I tried to create mixed-effect logistic regression model using glmer()
function, however the model does not converge. Firstly, I changed categorical variables to from vectors to factors.
schwa_completed_2$Outcome <- as.factor(schwa_completed_2$Outcome)
schwa_completed_2$frequency_grouped <- as.factor(schwa_completed_2$frequency_grouped)
schwa_completed_2$sonority_grouped <- as.factor(schwa_completed_2$sonority_grouped)
schwa_completed_2$participant_gender <- as.factor(schwa_completed_2$participant_gender)
schwa_completed_2$participant_age_group <- as.factor(schwa_completed_2$participant_age_group)
schwa_completed_2$Speaker <- as.factor(schwa_completed_2$Speaker)
Also there is one more continuous variable. Then I created a model
model <- glmer(Outcome ~ frequency_grouped + sonority_grouped + syl_sec_EN +
participant_gender + participant_age_group + 1|Speaker,
data = schwa_completed_2, family = binomial, optimizer = "bobyqa")
Unfortunately, the model does not converge. If I got rid off "Speaker" effect the model works just fine, however, the results probably are skewed.
Warning messages:
1: In commonArgs(par, fn, control, environment()) :
maxfun < 10 * length(par)^2 is not recommended.
2: In optwrap(optimizer, devfun, start, rho$lower, control = control, :
convergence code 1 from bobyqa: bobyqa -- maximum number of function
evaluations exceeded
3: In (function (fn, par, lower = rep.int(-Inf, n), upper = rep.int(Inf, :
failure to converge in 10000 evaluations
4: In checkConv(attr(opt, "derivs"), opt$par, ctrl = control$checkConv, : Model failed to converge with max|grad| = 0.0785481 (tol = 0.001, component 1)
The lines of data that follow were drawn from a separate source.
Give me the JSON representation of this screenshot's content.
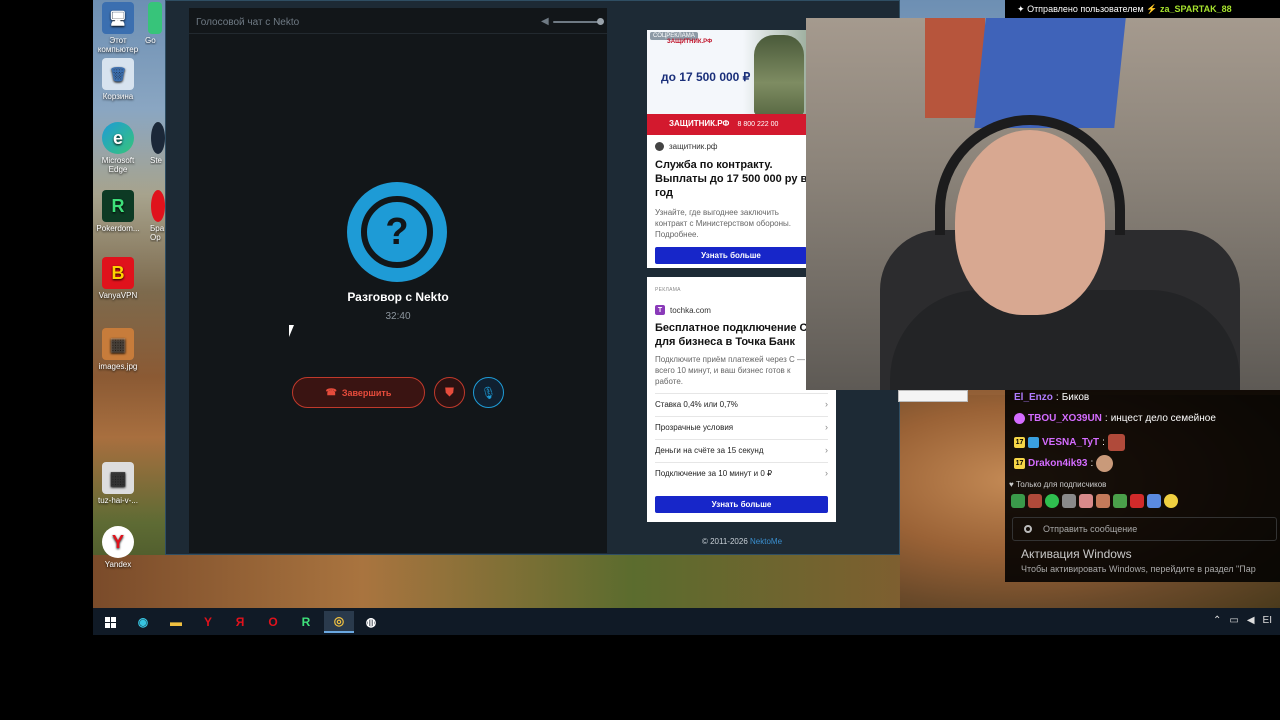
{
  "desktop": {
    "icons": [
      {
        "label": "Этот компьютер",
        "glyph": "🖥"
      },
      {
        "label": "Корзина",
        "glyph": "🗑"
      },
      {
        "label": "Microsoft Edge",
        "glyph": "e"
      },
      {
        "label": "Pokerdom...",
        "glyph": "R"
      },
      {
        "label": "VanyaVPN",
        "glyph": "B"
      },
      {
        "label": "images.jpg",
        "glyph": "▦"
      },
      {
        "label": "tuz-hai-v-...",
        "glyph": "▦"
      },
      {
        "label": "Yandex",
        "glyph": "Y"
      }
    ],
    "partial_icons": [
      "Go",
      "Ste",
      "Бра Op"
    ]
  },
  "chat_window": {
    "header": "Голосовой чат с Nekto",
    "title": "Разговор с Nekto",
    "timer": "32:40",
    "end_button": "Завершить",
    "avatar_glyph": "?",
    "copyright_text": "© 2011-2026",
    "copyright_link": "NektoMe"
  },
  "ad1": {
    "tag": "СОЦРЕКЛАМА",
    "logo": "ЗАЩИТНИК.РФ",
    "sum": "до 17 500 000 ₽",
    "strip": "ЗАЩИТНИК.РФ",
    "phone": "8 800 222 00",
    "domain": "защитник.рф",
    "headline": "Служба по контракту. Выплаты до 17 500 000 ру в год",
    "body": "Узнайте, где выгоднее заключить контракт с Министерством обороны. Подробнее.",
    "button": "Узнать больше"
  },
  "ad2": {
    "label": "РЕКЛАМА",
    "domain": "tochka.com",
    "logo": "T",
    "headline": "Бесплатное подключение С для бизнеса в Точка Банк",
    "body": "Подключите приём платежей через С — всего 10 минут, и ваш бизнес готов к работе.",
    "rows": [
      "Ставка 0,4% или 0,7%",
      "Прозрачные условия",
      "Деньги на счёте за 15 секунд",
      "Подключение за 10 минут и 0 ₽"
    ],
    "button": "Узнать больше"
  },
  "stream": {
    "sent_by_prefix": "Отправлено пользователем",
    "sent_by_user": "za_SPARTAK_88",
    "messages": [
      {
        "user": "El_Enzo",
        "color": "#b07cff",
        "text": "Биков"
      },
      {
        "user": "TBOU_XO39UN",
        "color": "#d46cff",
        "text": "инцест дело семейное"
      },
      {
        "user": "VESNA_TyT",
        "color": "#d46cff",
        "text": ""
      },
      {
        "user": "Drakon4ik93",
        "color": "#d46cff",
        "text": ""
      }
    ],
    "subs_only": "Только для подписчиков",
    "input_placeholder": "Отправить сообщение"
  },
  "windows_activation": {
    "title": "Активация Windows",
    "subtitle": "Чтобы активировать Windows, перейдите в раздел \"Пар"
  },
  "taskbar": {
    "items": [
      "start",
      "edge",
      "explorer",
      "yandex-browser",
      "yandex",
      "opera",
      "pokerdom",
      "chrome",
      "obs"
    ],
    "tray_lang": "EI"
  },
  "colors": {
    "accent": "#1e9bd6",
    "danger": "#e74c3c",
    "ad_button": "#1726c9"
  }
}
Generalized linear mixed model fit by maximum likelihood (Laplace
Approximation) ['glmerMod']
Family: binomial ( logit )
Formula: Outcome ~ frequency_grouped + sonority_grouped + syl_sec_EN +
participant_gender + participant_age_group + 1 | Speaker
Data: schwa_completed_2
AIC BIC logLik deviance df.resid
1820.8 2066.1 -864.4 1728.8 1486
Scaled residuals:
Min 1Q Median 3Q Max
-2.5957 -0.6255 -0.3987 0.7714 3.4432
Random effects:
Groups Name Variance Std.Dev. Corr
Speaker (Intercept) 2.08476 1.4439
frequency_groupedmoderately_frequent 0.78914 0.8883 -0.15
frequency_groupedvery_frequent 3.07514 1.7536 -0.90 0.35
sonority_groupedsonorants 1.33795 1.1567 0.82 -0.44 -0.91
sonority_groupedstops 1.76849 1.3298 0.02 -0.42 -0.36 0.51
sonority_groupedvowels 2.97690 1.7254 0.23 0.02 -0.32 0.55 0.77
syl_sec_EN 0.03217 0.1794 -0.62 -0.42 0.32 -0.44 0.11 -0.52
participant_genderM 0.41458 0.6439 -0.86 -0.18 0.77 -0.77 -0.24 -0.62 0.82
participant_age_groupY 0.52428 0.7241 0.46 0.80 -0.20 0.06 -0.44 0.08 -0.73 -0.63
Number of obs: 1532, groups: Speaker, 40
Fixed effects:
Estimate Std. Error z value Pr(>|z|)
(Intercept) -0.7650 0.1862 -4.108 3.99e-05 ***
---
Signif. codes: 0 ‘***’ 0.001 ‘**’ 0.01 ‘*’ 0.05 ‘.’ 0.1 ‘ ’ 1
convergence code: 0
Model failed to converge with max|grad| = 0.0785481 (tol = 0.001, component 1)
failure to converge in 10000 evaluations
Is it because of the too complicated model or my laptop is not powerful enough? I don't know what should I do at this point. Is very anything I can do to fix this?